Ну что ж! Совершим сентябрьскую прогулку на природу.
Входим в кабинет директора пансионата втроём.
– Ну здравствуйте, товарищи потерпевшие! – с улыбкой приветствует он нас, вставая из-за стола.
Надо же… Назвал нас почти так же, как и я тогда, на Костиковой кухне.
Тепло здороваемся.
– Значит, так… Поскольку вы мои гости, сутки вы сможете жить здесь совершенно бесплатно, – объявляет нам Георгий. – Есть у меня две комнатухи для своих. Покормлю тоже бесплатно. Идёмте!
Располагаюсь в малюсенькой комнатке только с обычной кроватью, тумбочкой и стоящей в углу вешалкой с «рожками». «Голубкам» выделена комната побольше с двумя кроватями, но с таким же сервисом. Что ж, лично меня всё устраивает. Думаю, что и их тоже.
– Максим, вы, конечно, понимаете: что могу, то и делаю, – оправдывается, заходя ко мне, Георгий. – Предлагаю сейчас всем вместе пообедать и заодно поговорить. Не возражаете?
– Какие могут быть возражения! И так всё слишком здорово. Спасибо вам большое!
Мне очень приятна та теплота, с которой он нас встретил, и его искреннее желание принять участие в наших трудностях.
Нам накрыли в той же комнатке, в которой как-то в первое утро кормили меня, когда я тут был с хозяйкой на наших медовых каникулах.
– Ребята, вы не стесняйтесь! – поощряет радушный хозяин. – Налетайте! Кухня у нас хорошая.
– Я в курсе… – и усмехаюсь.
– В общем, Максим, рассказывайте, что произошло. Всё с самого начала. Может, что-нибудь вместе и сообразим.
– Да мы вообще-то уже кое-что и сами предприняли, – отвечаю я за всех на правах старшего и начинаю рассказ.
Пока я подчёркнуто спокойно излагаю все события, Георгий сосредоточенно помешивает ложкой в тарелке с ароматным борщом, ни разу не отправив её в рот.
– М-да… – наконец вздыхает он, когда я заканчиваю. – Весело…
– Георгий Николаевич, у вас, наверное, всё остыло! – вскакивает Ольга. – Давайте я в микроволновку поставлю!

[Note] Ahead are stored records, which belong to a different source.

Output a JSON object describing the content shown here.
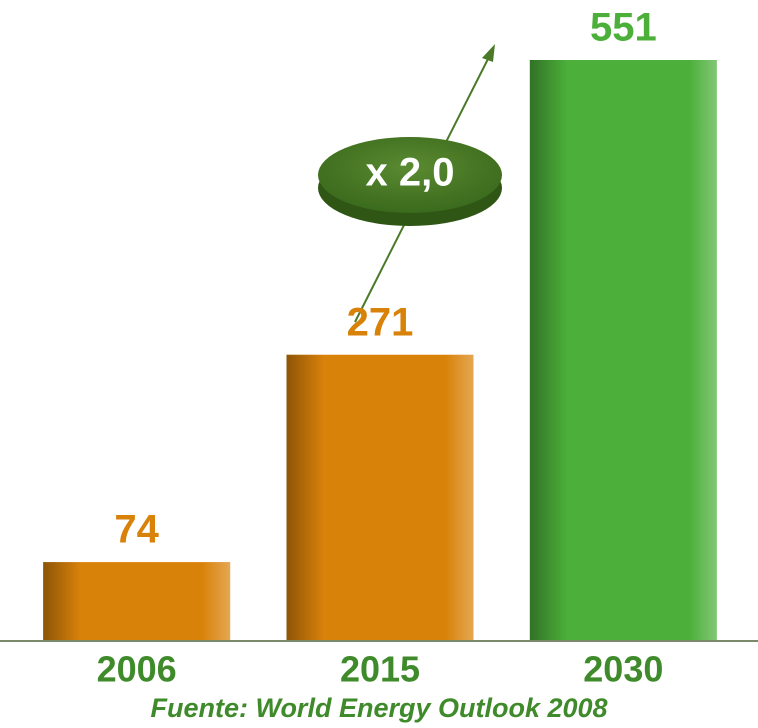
{
  "chart_data": {
    "type": "bar",
    "categories": [
      "2006",
      "2015",
      "2030"
    ],
    "values": [
      74,
      271,
      551
    ],
    "colors": [
      "#d9820a",
      "#d9820a",
      "#4caf3a"
    ],
    "annotation": "x 2,0",
    "source": "Fuente: World Energy Outlook 2008"
  }
}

Пока я рассказывал, ел только Костик, да и то как-то… еле-еле и с совершенно пустым взглядом, так что еда остыла у всех, но Ольгин порыв мне приятен.

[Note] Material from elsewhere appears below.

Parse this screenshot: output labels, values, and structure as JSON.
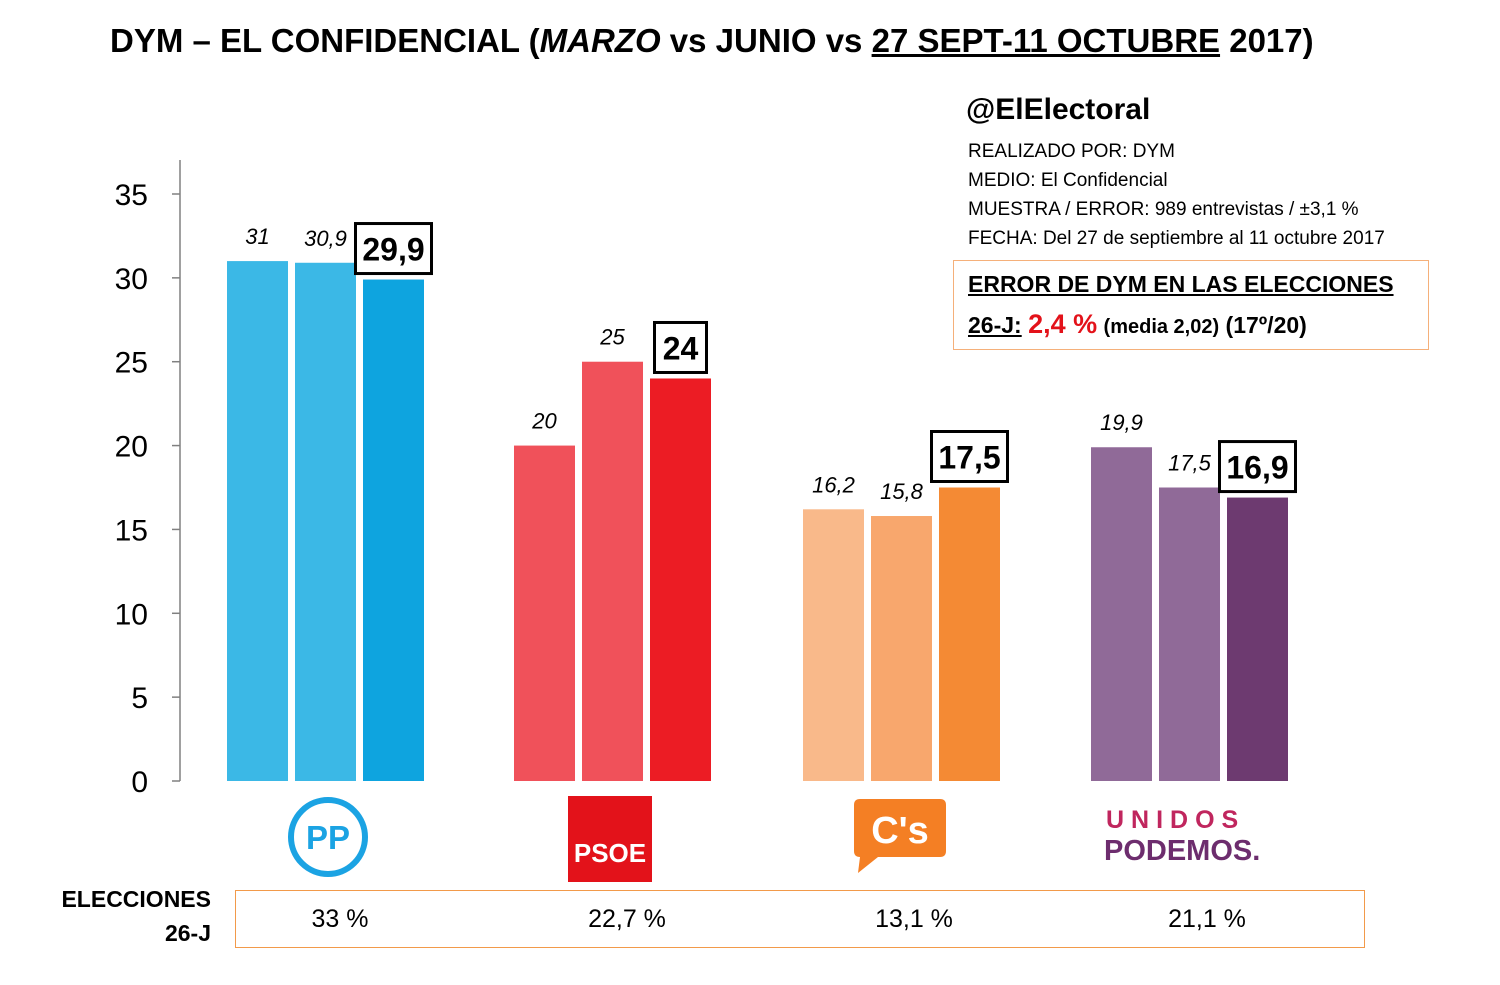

– Спасибо, Оля… – благодарно кивает ей Георгий и поворачивается ко мне. – Максим, как вы думаете, какие перспективы у Нины Васильевны найти для Оли что-то подходящее? Я её мало знаю, правда, о её чисто человеческих качествах слышал лестные отзывы.
– Даже не знаю… Она ничего мне не пообещала, но сказала, что подумает.
– Понятно… Костя, а ты когда будешь готов встретиться с Михаилом?
– Да не знаю я… До Консерватории ли теперь? – бурчит Костик и почему-то краснеет.
– Костя! Ведь мы же с тобой говорили… – вмешивается Ольга, и я понимаю, что правильная агитация уже проводилась.